Pragmatism and Other Writings Metaphors and Similes

Pragmatism and Other Writings Metaphors and Similes

A Hotel Corridor

James references Italian writer and pragmatist Giovanni Papini to provide a metaphor for understanding the placement of pragmatism within the world philosophy.

[Pragmatism] lies in the midst of our theories, like a corridor in a hotel.

James goes on to illuminate this comparison by suggesting that as a philosophical theory it allows one to peek into the rooms lining its path where one may find an atheist situated across the hall from a devout penitent, thus suggesting that everyone adopts their own version of an pragmatic outlook to suit their larger philosophy.

Pragmatism and Progress

In a passage considering the relationship of hypothetical theory the pragmatism of practical application, James comments upon how technological advancement has significantly narrowed the gap; where what was once conceived only in terms of whether it could be done, progress has transformed the process of invention into how it can be used once it can be done. This existential turning point is placed within metaphorical context in the image of a man who

may drown in his wealth like a child in a bath-tub, who has turned on the water and who cannot turn it off.”

Theology

James winds things up by applying pragmatic conceptions to theological ideas. He accomplishes this through metaphor. Specifically, through a simile that compares the relationship of man to the greater mysteries of God to that of cats and dogs who are equally clueless about the mysteries, but enjoy daily revelations of a shared kinship with their owns, so is man able to philosophize about a God with whom he sees an established kinship.

I believe rather that we stand in much the same relation to the whole of the universe as our canine and feline pets do to the whole of human life.”

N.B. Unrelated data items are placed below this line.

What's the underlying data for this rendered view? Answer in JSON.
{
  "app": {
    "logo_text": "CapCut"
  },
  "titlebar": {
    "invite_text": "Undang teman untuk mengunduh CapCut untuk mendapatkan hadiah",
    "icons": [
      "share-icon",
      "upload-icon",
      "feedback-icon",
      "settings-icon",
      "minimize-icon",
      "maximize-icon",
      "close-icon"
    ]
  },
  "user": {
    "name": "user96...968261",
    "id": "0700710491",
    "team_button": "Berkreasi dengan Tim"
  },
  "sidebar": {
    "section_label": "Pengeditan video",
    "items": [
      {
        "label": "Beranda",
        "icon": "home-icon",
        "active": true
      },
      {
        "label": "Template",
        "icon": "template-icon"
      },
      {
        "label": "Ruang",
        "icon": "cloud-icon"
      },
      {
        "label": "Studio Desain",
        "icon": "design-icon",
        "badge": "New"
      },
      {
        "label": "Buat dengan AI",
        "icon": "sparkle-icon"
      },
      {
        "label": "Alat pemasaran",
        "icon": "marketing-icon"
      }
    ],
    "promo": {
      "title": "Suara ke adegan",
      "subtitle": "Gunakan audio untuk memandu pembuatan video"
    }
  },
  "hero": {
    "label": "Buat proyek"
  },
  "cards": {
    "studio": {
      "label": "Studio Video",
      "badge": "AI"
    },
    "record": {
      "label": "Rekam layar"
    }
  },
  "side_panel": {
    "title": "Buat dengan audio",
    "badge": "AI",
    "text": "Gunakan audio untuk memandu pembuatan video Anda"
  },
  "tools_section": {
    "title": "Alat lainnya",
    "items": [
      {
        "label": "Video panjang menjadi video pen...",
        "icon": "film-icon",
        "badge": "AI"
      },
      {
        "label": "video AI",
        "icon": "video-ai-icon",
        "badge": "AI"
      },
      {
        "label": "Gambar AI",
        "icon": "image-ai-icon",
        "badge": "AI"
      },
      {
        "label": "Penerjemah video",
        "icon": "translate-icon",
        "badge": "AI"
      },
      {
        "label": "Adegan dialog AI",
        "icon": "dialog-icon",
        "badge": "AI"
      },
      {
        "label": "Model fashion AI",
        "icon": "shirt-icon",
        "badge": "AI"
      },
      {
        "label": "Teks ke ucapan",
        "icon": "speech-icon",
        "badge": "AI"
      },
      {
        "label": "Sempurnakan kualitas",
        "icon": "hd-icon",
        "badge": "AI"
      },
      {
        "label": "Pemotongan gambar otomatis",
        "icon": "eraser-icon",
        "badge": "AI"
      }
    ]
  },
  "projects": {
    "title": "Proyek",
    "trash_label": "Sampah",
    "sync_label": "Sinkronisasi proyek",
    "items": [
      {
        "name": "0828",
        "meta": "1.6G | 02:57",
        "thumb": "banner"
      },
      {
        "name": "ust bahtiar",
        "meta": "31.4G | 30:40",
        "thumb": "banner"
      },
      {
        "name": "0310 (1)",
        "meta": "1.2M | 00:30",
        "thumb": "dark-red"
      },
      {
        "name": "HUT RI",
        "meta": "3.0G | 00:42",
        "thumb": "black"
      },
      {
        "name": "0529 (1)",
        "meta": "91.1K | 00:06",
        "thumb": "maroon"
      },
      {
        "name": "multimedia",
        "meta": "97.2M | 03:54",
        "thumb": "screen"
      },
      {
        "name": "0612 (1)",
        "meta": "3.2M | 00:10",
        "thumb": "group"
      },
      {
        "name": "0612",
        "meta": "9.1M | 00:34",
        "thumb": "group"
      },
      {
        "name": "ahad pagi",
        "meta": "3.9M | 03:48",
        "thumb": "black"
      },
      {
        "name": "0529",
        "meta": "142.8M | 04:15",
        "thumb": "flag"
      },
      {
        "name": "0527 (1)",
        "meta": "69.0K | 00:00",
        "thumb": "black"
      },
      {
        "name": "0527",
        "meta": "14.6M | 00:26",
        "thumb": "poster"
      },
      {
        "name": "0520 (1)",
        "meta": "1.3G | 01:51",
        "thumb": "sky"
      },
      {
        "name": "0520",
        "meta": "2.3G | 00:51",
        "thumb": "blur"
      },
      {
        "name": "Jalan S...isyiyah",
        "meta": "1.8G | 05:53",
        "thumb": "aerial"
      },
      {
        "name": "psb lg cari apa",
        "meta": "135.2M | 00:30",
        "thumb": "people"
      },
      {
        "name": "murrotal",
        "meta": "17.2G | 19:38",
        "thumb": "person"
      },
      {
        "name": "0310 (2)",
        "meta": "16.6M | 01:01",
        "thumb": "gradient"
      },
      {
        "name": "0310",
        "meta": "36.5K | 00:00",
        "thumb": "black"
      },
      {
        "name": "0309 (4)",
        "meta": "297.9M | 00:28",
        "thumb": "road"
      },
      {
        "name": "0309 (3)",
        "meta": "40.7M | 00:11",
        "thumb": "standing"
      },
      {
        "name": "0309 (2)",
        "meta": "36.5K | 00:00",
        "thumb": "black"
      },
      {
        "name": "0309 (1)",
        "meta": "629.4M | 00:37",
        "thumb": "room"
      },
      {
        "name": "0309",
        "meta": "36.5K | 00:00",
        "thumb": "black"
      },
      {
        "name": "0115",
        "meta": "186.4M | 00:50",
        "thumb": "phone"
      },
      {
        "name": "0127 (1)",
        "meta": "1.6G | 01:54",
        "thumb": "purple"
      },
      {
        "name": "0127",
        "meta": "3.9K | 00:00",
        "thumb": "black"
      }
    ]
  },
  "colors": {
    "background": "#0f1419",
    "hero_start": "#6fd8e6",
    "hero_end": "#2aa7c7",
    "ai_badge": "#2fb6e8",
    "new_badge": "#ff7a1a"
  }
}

“the dead heart of the living tree”

The dead heart of the living is the metaphor James engages for a critique of those rational “truths” conceived to be inherent and not subject to experience and understanding. Truths such as those today termed “conventional wisdom” as well as prejudicial beliefs in a fact formed only as a result of traditional acceptance would thus be the unbeating heart in the natural world.

Stacked Similes

The inability of society to cut out the dead heart and look at anew at the rest of tree to discover a truth a lay hidden is later addressed by James in an excellent example of how writers sometimes use the power of multiple examples of comparison to drive home a single overarching metaphor:

Our ancestors may at certain moments have struck into ways of thinking which they might conceivably not have found. But once they did so, and after the fact, the inheritance continues. When you begin a piece of music in a certain key, you must keep the key to the end. You may alter your house ad libitum, but the ground-plan of the first architect persists – you can make great changes, but you cannot change a Gothic church into a Doric temple. You may rinse and rinse the bottle, but you can’t get the taste of the medicine or whiskey that first filled it wholly out.